MaartenGr / PolyFuzz

Fuzzy string matching, grouping, and evaluation.
https://maartengr.github.io/PolyFuzz/
MIT License
725 stars 68 forks source link

deps: Move matplotlib dependency to extras #68

Open philippefutureboy opened 9 months ago

philippefutureboy commented 9 months ago

Hello @MaartenGr!

A two high severity security alerts in pillow 9.50.0, a dependency of matplotlib has been brought to our attention by dependabot:

Pillow versions before v10.0.1 bundled libwebp binaries in wheels that are vulnerable to https://github.com/advisories/GHSA-hhrh-69hc-fgg7 (previously https://github.com/advisories/GHSA-j7hp-h8jx-5ppr). Pillow v10.0.1 upgrades the bundled libwebp binary to v1.3.2.

Heap buffer overflow in libwebp allow a remote attacker to perform an out of bounds memory write via a crafted HTML page.

Investigating further, we realized that we do not use pillow; nor do we use matplotlib. We found our only dependency relying on matplotlib was polyfuzz, and we do not use the functionality provided by this dependency.

Would you be willing to make matplotlib an optional dependency? It seems to be only required by the visualize_precision_recall function in https://github.com/MaartenGr/PolyFuzz/blob/e7540030d6dddc64bdb94c474ed6360dd7a5cdf7/polyfuzz/metrics.py#L56 .

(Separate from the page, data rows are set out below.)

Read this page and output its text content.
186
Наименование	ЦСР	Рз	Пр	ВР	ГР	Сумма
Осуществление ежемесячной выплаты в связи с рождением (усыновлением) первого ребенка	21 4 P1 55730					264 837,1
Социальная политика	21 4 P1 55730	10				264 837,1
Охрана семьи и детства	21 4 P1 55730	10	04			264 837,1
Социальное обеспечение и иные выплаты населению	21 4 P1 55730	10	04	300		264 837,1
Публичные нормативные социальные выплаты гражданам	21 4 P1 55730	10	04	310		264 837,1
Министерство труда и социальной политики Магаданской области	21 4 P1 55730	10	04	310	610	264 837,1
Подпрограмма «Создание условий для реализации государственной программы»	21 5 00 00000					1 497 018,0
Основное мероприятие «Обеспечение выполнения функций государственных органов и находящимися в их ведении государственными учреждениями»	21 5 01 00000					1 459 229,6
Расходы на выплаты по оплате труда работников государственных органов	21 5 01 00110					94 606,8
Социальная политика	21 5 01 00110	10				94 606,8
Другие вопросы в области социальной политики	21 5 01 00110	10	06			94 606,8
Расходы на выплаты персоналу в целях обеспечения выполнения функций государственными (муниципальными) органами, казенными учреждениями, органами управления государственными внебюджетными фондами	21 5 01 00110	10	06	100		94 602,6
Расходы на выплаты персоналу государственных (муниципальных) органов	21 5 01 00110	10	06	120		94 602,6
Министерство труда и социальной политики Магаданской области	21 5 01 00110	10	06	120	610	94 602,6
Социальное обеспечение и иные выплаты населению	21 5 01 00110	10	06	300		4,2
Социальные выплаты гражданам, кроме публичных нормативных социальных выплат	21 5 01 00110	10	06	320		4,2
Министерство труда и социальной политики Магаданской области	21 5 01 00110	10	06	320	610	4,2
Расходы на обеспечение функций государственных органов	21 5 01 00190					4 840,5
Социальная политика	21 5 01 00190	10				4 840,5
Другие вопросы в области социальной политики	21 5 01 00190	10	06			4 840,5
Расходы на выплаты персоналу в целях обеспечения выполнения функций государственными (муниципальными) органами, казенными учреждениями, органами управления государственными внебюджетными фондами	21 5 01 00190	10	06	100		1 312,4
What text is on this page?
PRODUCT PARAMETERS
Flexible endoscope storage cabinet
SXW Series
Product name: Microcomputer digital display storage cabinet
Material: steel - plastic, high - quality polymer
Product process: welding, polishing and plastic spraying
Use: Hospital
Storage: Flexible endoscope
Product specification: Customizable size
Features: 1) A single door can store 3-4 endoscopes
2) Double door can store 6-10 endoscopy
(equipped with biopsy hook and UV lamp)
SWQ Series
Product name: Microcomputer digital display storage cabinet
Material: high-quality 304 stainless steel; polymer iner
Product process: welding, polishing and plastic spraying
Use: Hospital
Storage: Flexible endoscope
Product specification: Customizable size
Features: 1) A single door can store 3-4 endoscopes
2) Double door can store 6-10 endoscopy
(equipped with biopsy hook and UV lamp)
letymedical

I don't know what your end user usage of this function is like, but on our end we do not use it (we primarly use polyfuzz to catch duplicate strings in user-managed datasets), and as such having matplotlib and its entire dependency tree to manage in our already large dependency array is something we'd rather not have to do 😅

So what do you say? :)

Thanks a lot! (And thanks for this fantastic package ;))

Cheers! Philippe

MaartenGr commented 9 months ago

Thank you for the kind words!

I understand that since you are not using that dependency and the security alerts for pillow, removing it would make sense for your use case. However, if I were to remove matplotlib and put it as an optional dependency, that might break existing pipelines that are using the function and matplotlib in production, which is definitely something I want to prevent.

Instead, an option might be to only import the necessary matplotlib functions when they are used within PolyFuzz. It is not exactly the nicest way of coding but it might prevent errors if you install polyfuzz with --no-deps.

philippefutureboy commented 8 months ago

That's an interesting alternative. I'm not sure if that would translate properly to poetry since I don't think it supports per-package "no-deps" option. You can go that route if you want, but I doubt it will solve the issue on my end.

My suggestion is to leave as is and wait for when you are ready for a major (breaking) version to introduce this as an breaking change. What do you think?

MaartenGr commented 8 months ago

Ah, that makes things indeed difficult. Just to be sure, I believe this relates to that which seems to have solved that. If I am not mistaken then it might be possible to install it without dependencies in poetry. If so, then I would definitely prefer not to make any breaking changes.

philippefutureboy commented 8 months ago

The linked issue indeed relate to this. I see how one could do poetry install followed by pip install --no-dep <package==...>, but in this case it doesn't help with dependabot, since for dependabot to pick up on security vulnerability the dependency (polyfuzz in this case) has to be present in the lockfile for dependabot to analyze.

I understand that you do not want to introduce breaking changes, and I respect your choice. My suggestion is that if you do introduce a breaking change from another feature (or for example if you drop support to an older version of Python 3), that could be a fortuitous moment to integrate the migration of matplotlib as an optional dependency.

As far as I am concerned, for the time being we'll just stick with the status quo and deal with the vulnerability alerts that may come from polyfuzz's dependencies. Your willingness to have had this discussion is appreciated :)

I won't close in case you want to keep open for introduction alongside other breaking changes when the time comes; feel free to close!

MaartenGr commented 8 months ago

Ah right, that makes sense! I hoped that it would solve the issues but unfortunately, it does not.

I understand that you do not want to introduce breaking changes, and I respect your choice. My suggestion is that if you do introduce a breaking change from another feature (or for example if you drop support to an older version of Python 3), that could be a fortuitous moment to integrate the migration of matplotlib as an optional dependency.

Definitely! This is something I will take into account when a new version is released with breaking changes.

As far as I am concerned, for the time being we'll just stick with the status quo and deal with the vulnerability alerts that may come from polyfuzz's dependencies. Your willingness to have had this discussion is appreciated :)

Still, a shame that there isn't a quick fix for this. The only thing I can think of is installing a previous version of Pillow that might not have the vulnerability since PolyFuzz expects a range of versions. However, I would expect previous versions to have the same vulnerability.

I won't close in case you want to keep open for introduction alongside other breaking changes when the time comes; feel free to close!

Definitely! Leaving this open will also help understand what other users think of this issue! Thanks for brining this to the attention of all users.